3. Selecting the Wrong Tax Type (Minor Head)
When paying online, choose:
- ‘300–Self Assessment Tax’ if paying after FY ends
- ‘100–Advance Tax’ if paying during the FY
4. Ignoring Penalties for Late Payment
Don’t assume you can just pay tax while filing your ITR without any cost. You could be slapped with penalties and interest, especially if the delay is significant.
5. Missing the Advance Tax Threshold
If your employer deducts TDS and you think you have nothing to worry about—double-check if you’ve received rental income, interest, or capital gains. Many people jump over the ₹10,000 threshold unknowingly!
Conclusion
If you’ve made it this far, you’re already ahead of most taxpayers. You now know that income tax payments in India aren’t just a once-a-year affair—they’re an ongoing responsibility that can be tackled smartly with the right knowledge.
But here’s the bigger picture: advance tax and self-assessment tax aren’t just about avoiding penalties—they’re tools to help you take control of your cash flow and make peace with your tax planning.
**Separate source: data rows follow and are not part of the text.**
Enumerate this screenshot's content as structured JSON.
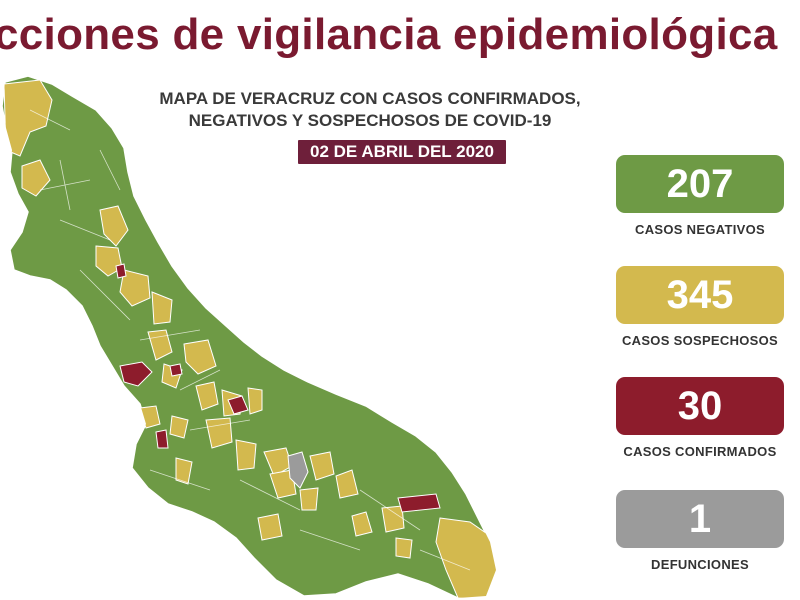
{
  "headline": "cciones de vigilancia epidemiológica",
  "map_title_line1": "MAPA DE VERACRUZ CON CASOS CONFIRMADOS,",
  "map_title_line2": "NEGATIVOS Y SOSPECHOSOS DE COVID-19",
  "date": "02 DE ABRIL DEL 2020",
  "colors": {
    "negative": "#6e9a45",
    "suspected": "#d3b94e",
    "confirmed": "#8d1c2c",
    "deaths": "#9b9b9b",
    "headline": "#7a1a30",
    "date_badge": "#6e1f3a"
  },
  "stats": [
    {
      "value": "207",
      "label": "CASOS NEGATIVOS",
      "color": "#6e9a45"
    },
    {
      "value": "345",
      "label": "CASOS SOSPECHOSOS",
      "color": "#d3b94e"
    },
    {
      "value": "30",
      "label": "CASOS CONFIRMADOS",
      "color": "#8d1c2c"
    },
    {
      "value": "1",
      "label": "DEFUNCIONES",
      "color": "#9b9b9b"
    }
  ]
}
You wouldn’t wait till the last minute to buy an umbrella during monsoon season, right? Then why scramble to pay a year’s worth of tax in one go when you could spread it out, plan for it, and breathe easier?
FAQs
What is advance tax and how do I pay it?
Advance tax is the tax you pay during the financial year on estimated income, instead of waiting for year-end. You can pay it online through the Income Tax e-Filing portal using Challan 280 via net banking, debit card, or UPI.
What is self-assessment tax and when do I pay it?
Self-assessment tax is the tax you pay after the financial year if your total tax liability exceeds the tax already paid through TDS or advance tax. You pay it before filing your income tax return to avoid penalties.
How do I file a self-assessment tax return online?
You don’t file a separate return for self-assessment tax. Instead, pay the tax online using Challan 280 on the Income Tax e-Filing portal, then file your income tax return before the due date to complete the process.
Who is required to pay advance tax in India?
Anyone whose total tax liability exceeds ₹10,000 in a financial year must pay advance tax. This includes salaried individuals with additional income, freelancers, business owners, and professionals.
What happens if I don’t pay advance tax or self-assessment tax on time?
If you miss paying advance or self-assessment tax on time, you’ll face interest penalties under Sections 234B and 234C of the Income Tax Act, increasing your overall tax burden. Timely payments help avoid these extra charges.